CHAPTER XV.
PARIS.
Paris the Beautiful.—Notre Dame.—Tuileries and Louvre.—Garden of the Tuileries.—Bois de Boulogne.—Church of the Invalides.—Napoleon’s Tomb.—Place de la Concorde.—Story of the Man of the Iron Mask.—Versailles and the Trianons.—Story of the Dauphin.—Fontainebleau.—The Seine.—Water-Omnibuses.—A Wonderful Boat.—Tommy’s French.—A Surprise.—St. Eustache.—Molière.—Young French Heroes.—Wyllys Wynn’s Poem.
PARIS the beautiful!
City of light hearts, smiling faces, charming courtesies, and gay scenes everywhere!
City of dark tragedies of history that have hardly left behind a scar! The tropical forest gives no warning of poison lurking under the flowers; the bright Southern sky wears no trace of the tempest. Paris says to the stranger, “I am beautiful: I have ever been beautiful, and I wear loveliness like a crown.”
The streets are as gay as the summer sunshine in them; the boulevards, as the wide streets and avenues for pleasure walks are called, seem channels of happiness, through which the tides of life run as brightly as they glimmer along the Seine. “La belle Paris!” says the stranger as he comes, and “La belle Paris!” he utters respectfully as he goes.
We do not wonder that the French love it; that Napoleon gloried in it, and that Mary Queen of Scots left it with a heavy heart. Here human nature has light, warmth, and glow; and love, sympathy, and patriotism are everywhere to be seen.

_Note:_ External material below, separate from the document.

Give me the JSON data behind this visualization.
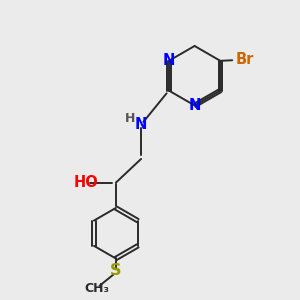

“Where are the ruins caused by the siege and the Commune?” asked Frank Gray, after the Class had been driven through a number of streets. “I do not see the first sign of there having been a recent war and revolution.”
“In the fall of 1870,” said Master Lewis, “shot and shell for a long period fell around the city and into it like rain. In the following spring the Commune was declared the government of Paris, and it seemed bent on destroying the city’s beauty, and overturning its monuments of art. The Vendôme Column, which celebrated the victories of Napoleon the Great, was pulled down as a monument of tyranny; the Palace of the Tuileries and the Hotel de Ville were set on fire; and the wealthy citizens who had endured the siege by a foreign foe fled from their own countrymen. To-day most of the houses destroyed by the war and the Commune are rebuilt, and the streets are as splendid as in the gay days of the Empire.”
The Class took rooms in the Grand Hotel, one of the largest and finest houses for public entertainment in Europe. Its first visit was to the ancient Cathedral of Notre Dame, whose history is as old as Christianity in France, and which even before that period was a Pagan temple. Here Te Deums for all of the nation’s victories have been sung; funeral orations of kings have been pronounced, confessions of sin for a thousand years have been made, and masses innumerable celebrated. Here Napoleon the Great was crowned, and Napoleon III. was married. Here the Goddess of Reason, after being borne through the streets in state, was enthroned during the Revolution of 1793. It has thirty-seven chapels.